Of this number I am informed that Lieutenant Brown, with about 23 men of Company F, were not captured, he being in command of a light battery at La Fourche Crossing. Lieutenant Sherfey, with about 30 men, were, with two pieces of artillery, at Bayou Boeuf. Captain Noblet was attacked by the enemy from across the bay. While engaging them, and passing from the guns in position at the town to the fort, his horse was shot under him, and he made a prisoner. The place was surrendered, as I am informed, to the enemy by Major Anthony, of the Rhode Island Cavalry, and the men manning the guns in the fort were notified in person by the major of the fact. This was on the 23rd day of June, instant. On the same day Lieutenant Sherfey was attacked by a force coming down the railroad. He repulsed them, was again attacked on the 24th by the same force in his front, at the same time by a force in his rear (the one that captured Brashear).
These facts I learn from privates who were captured at Brashear and paroled. I have no official notice of the facts stated. These companies were detached from my command at the time.
I herewith transmit an exact statement of the ordnance and ordnance stores left at Brashear.
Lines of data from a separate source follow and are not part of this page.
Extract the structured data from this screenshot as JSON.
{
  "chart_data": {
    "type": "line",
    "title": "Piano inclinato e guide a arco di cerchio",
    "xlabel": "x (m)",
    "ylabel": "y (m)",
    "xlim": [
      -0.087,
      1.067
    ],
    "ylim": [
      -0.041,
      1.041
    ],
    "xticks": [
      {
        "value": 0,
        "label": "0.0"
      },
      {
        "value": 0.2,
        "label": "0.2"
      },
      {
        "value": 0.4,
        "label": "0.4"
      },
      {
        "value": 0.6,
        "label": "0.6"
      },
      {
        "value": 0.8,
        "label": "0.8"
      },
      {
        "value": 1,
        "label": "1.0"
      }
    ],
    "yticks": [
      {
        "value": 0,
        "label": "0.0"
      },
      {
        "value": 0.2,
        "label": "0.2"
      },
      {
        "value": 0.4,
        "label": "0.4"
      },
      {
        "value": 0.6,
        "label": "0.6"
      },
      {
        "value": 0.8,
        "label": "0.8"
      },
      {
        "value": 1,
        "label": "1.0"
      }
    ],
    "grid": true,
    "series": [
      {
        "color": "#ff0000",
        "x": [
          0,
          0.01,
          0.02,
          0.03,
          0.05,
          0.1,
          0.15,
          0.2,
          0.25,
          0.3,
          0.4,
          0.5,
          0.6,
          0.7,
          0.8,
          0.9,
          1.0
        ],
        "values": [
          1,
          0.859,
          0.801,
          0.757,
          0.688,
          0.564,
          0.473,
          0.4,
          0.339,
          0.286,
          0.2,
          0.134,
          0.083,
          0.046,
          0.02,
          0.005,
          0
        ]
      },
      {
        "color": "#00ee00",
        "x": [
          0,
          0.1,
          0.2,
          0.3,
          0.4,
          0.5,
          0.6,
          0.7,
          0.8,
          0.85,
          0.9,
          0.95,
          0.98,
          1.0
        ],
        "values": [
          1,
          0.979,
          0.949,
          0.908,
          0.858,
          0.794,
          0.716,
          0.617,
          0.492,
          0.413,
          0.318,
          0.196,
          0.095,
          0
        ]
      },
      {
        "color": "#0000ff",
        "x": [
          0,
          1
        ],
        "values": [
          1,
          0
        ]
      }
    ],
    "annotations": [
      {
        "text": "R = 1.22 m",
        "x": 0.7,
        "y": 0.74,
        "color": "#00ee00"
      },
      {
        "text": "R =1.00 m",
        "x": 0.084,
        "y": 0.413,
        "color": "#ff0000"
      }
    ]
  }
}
There never was an invoice made of them to me by Colonel McMillan, but from the best data I can get this is correct. (See exhibit marked A.*) For statement of quartermaster's stores, see exhibit B.*
I have the honor to be, general, your most obedient servant,
JOHN A. KEITH,
HEADQUARTERS FIRST INDIANA ARTILLERY,
Port Hudson, July 16, 1863.
GENERAL: At your request I have reduced to writing and transmit herewith the statements of 3 men of my regiment of the surrender of Brashear City to the enemy, and the particulars so far as they knew. I have been unable as yet to learn how many of our men were captured. One officer, Captain F. W. Noblet, was captured at Brashear. It seems that the detachment of Captain Noblet, which could not have numbered more than 30 men, and these were divided into squads of from 5 to 8 men. One detachment of about 8 men was at a small earth-work called Fort Buchanan; another of 5, with a gun, one-fourth of a mile to the left of the fort and toward the town; another in the town near the depot; another near the water-tank in the ear of the town, and about a half mile from it.
Lieutenant Sharfey had a command of about 20 or 30 men Bayou Boeuf, who repulsed the enemy on the day of the capture of Brashear, but was compelled to surrender the next day.
Lieutenant Brown, with a detachment, was at Bayou La Fourche; had an engagement, in which he lost 1 man killed and 1 wounded. This command was not captured was not captured. These different detachments make up the 136 men detached from my command at Brashear.
I have the honor to be, general, very respectfully, your obedient servant
JOHN A. KEITH,
Colonel, Commanding First Indiana Artillery.
Chief of Artillery, Nineteenth Army Corps.